Histopathologic findings for SDRIFE are nonspecific,3,4,7 and we see superficial perivascular lymphohistiocytic infiltrates that may include neutrophils or eosinophils.2 Spongiosis may or may not be present.
Cases of SDRIFE caused by vaccines whose components included thiomersal have been reported. Thiomersal was not a component of the COVID-19 vaccines reported. The adjuvant of Comirnaty studied as a possible cause was PEG.

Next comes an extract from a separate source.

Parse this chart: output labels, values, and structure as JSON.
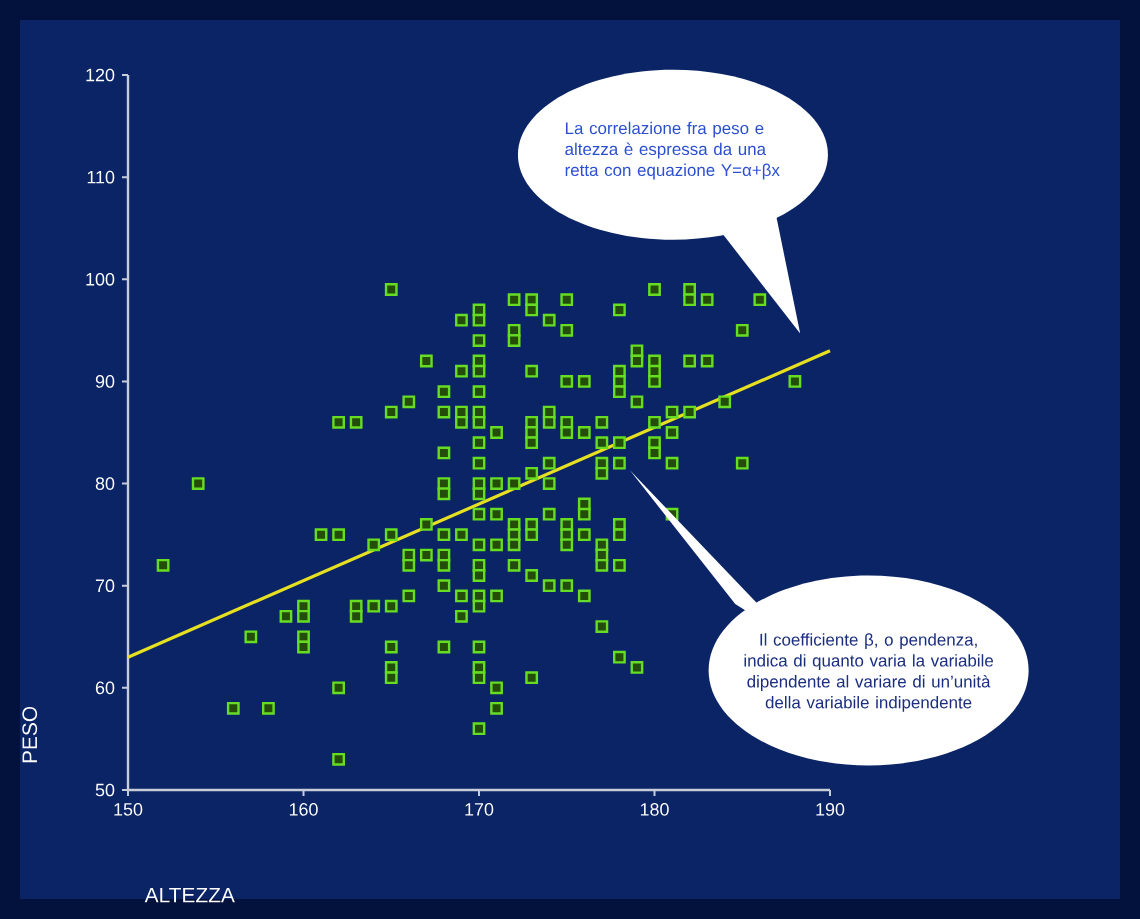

Patch testing was performed in 4 of the cases of SDRIFE caused by COVID-19 vaccine described above,3,6,10 with a positive result for nickel in one.3 Prick testing yielded a negative result in 3 patients.6,10 Patch testing and prick testing can yield negative results, probably owing to poorer systemic absorption of the drugs when they are administered transcutaneously. Intradermal testing with the vaccine was positive in 1 case, although this positive response may have been the consequence of a local immune response in a patient who has already received the vaccine.6 Challenge testing yields positive results in most cases of SDRIFE.2 Challenge testing with COVID-19 vaccine has not been reported. All the patients responded well to topical or oral corticosteroids, with resolution of the skin lesions after a few weeks.
Cases of SDRIFE due to COVID-19 vaccine have been reported since the worldwide roll-out of the vaccination program. We report the case of a patient who developed SDRIFE after his second and third doses of the Comirnaty vaccine.
Conflicts of InterestThe authors declare that they have no conflicts of interest.